Sunday, September 1, 2013

Comes the Time to Leave Home

By CHARLES M. GUTHRIE
of the editorial/opinion page staff
published by the StarTribune
September 18, 1965


   THE BOY NEXT DOOR went away to school the other day.  As he drove off with his mother and father we yelled final goodbyes.  A lot of memories then came flooding back and I got a lump in my throat.
   Such farewells can be traumatic even when you have but fringe involvement.  I'd lived next door to this lad and his brothers and sisters and parents for seven years and felt a partial claim to him.  The eldest of six, he was the first to take off for new scenes and experiences.  Departure was a dramatic time.  Such occasions are rife with aches and poignant silences and hollow gags and small talk.
   He'll be less than 100 miles away.  He'll get home every three or four weeks.  Still, it's the start of the family breakup.  Things won't again be quite the same.

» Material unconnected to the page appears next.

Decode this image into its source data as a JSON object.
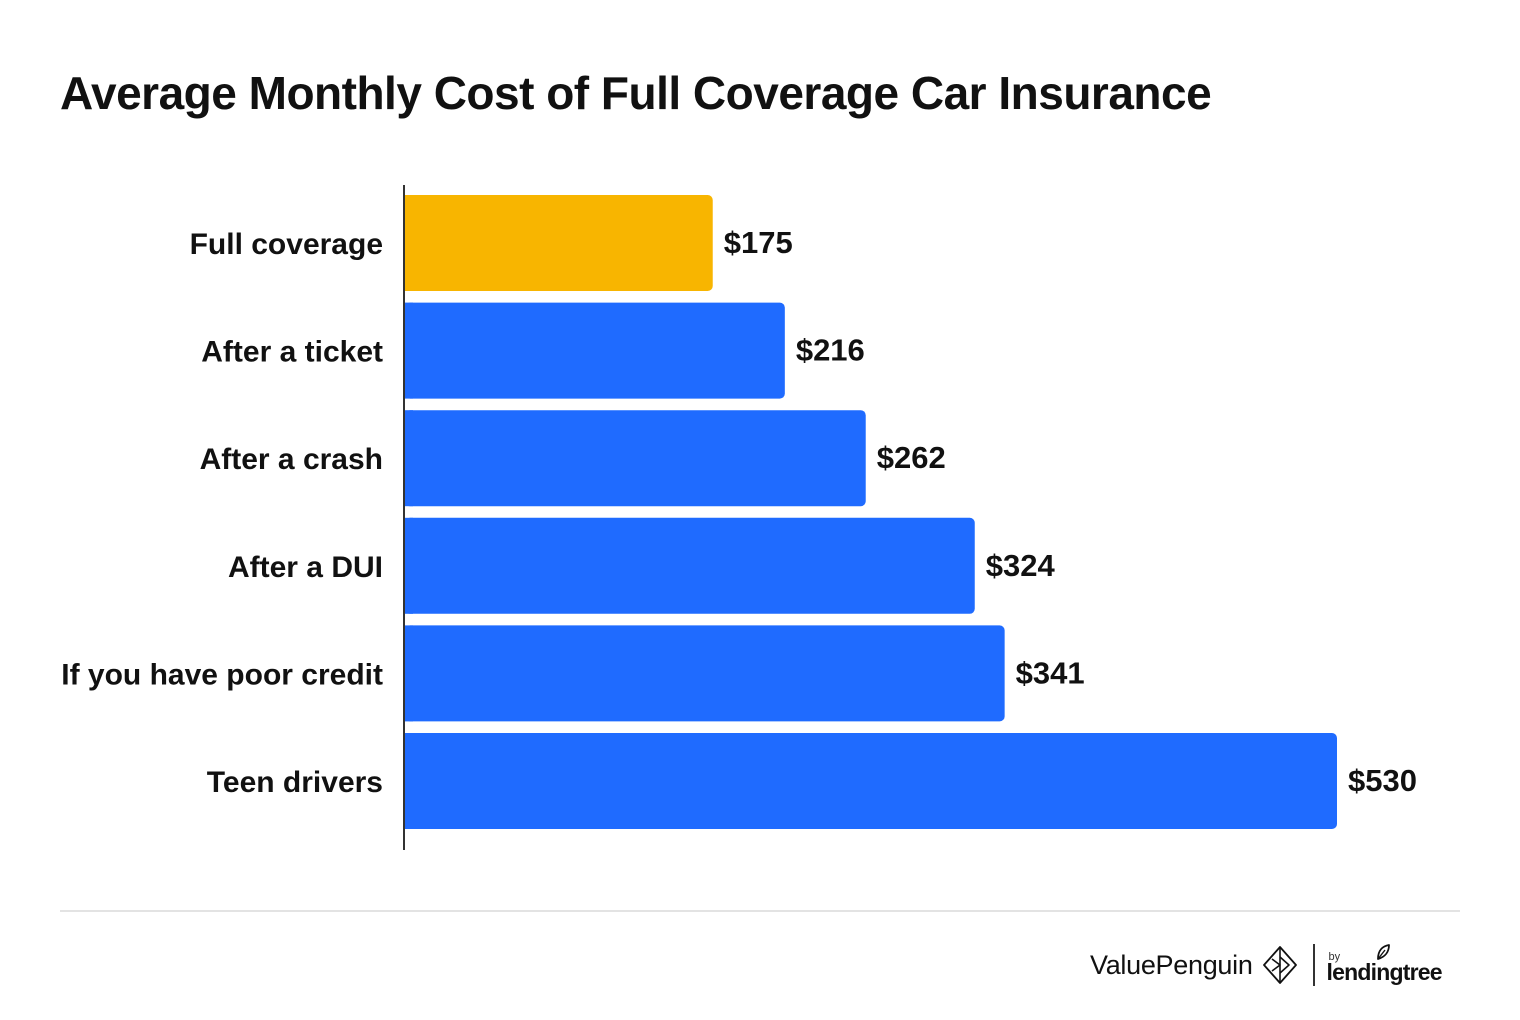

   OF COURSE, NO PARENT in his right mind would want his progeny around permanently, and those of practical and realistic turn perhaps rejoice when the kids are out from under foot and increasingly able to shift for themselves.
   Departure for college isn't an unmixed calamity for the high school grad, either.  If he's normal, he's chafed at parental restrictions for some years and is pained by the havoc wrought by the younger members of the clan.  The challenge of education gives him the chance to shake off the shackles and enjoy some peace and quiet and independence.
   However, the vast majority of youngsters leave home for college for the first time with heavy heart, acute nostalgia and the realization that little sister isn't such a pest after all.  Home is a sure sanctuary, a place to lick wounds and rekindle morale, a place where the meals are good and the service first class.  To be pushed out of it, even when the pushing is by mutual agreement and when the thirst for education is strong, is decidedly unsettling.
   That's how I felt it was with the quiet lad next door, and that's why my throat went tight.  I know that for him the bonds of home are inordinately strong.  The spirit in this household is unusual.  Sweetness and harmony naturally don't always prevail but the family is a cooperative unit, one in which the members have abundant fun and frequent laughs.  And the place is the play center for kids of all ages up and down the block, which is revealing.
   This is the first time the boy from next door has been on his own away from home, his parents tell me, and though they know he'll make out, they fear his situation will be difficult until he conquers homesickness and makes other adjustments.

   THIS MAY BE SO, but he's so much better equipped for new situations than college-bound lads were a generation or two ago that there's no comparison.  Today's young may be damned as delinquents, impudent loudmouths and defiers of authority, but they are much more knowledgeable and sophisticated than their parents and grandparents were.
The boy next door
   The boy next door and his contemporaries may wonder and worry about their future because of the Viet Nam imbroglio and the Communist threat, but they aren't unwary, apple-cheeked and home-clinging introverts who lack a sense of direction and who break down when dad and mother send them off to the ivied halls.
   My young friend will take it in stride.  I'll be eager to see him when he comes home for that first visit.  By then many barriers of doubt and uncertainty will be lifted.  He'll be on the way to becoming a man.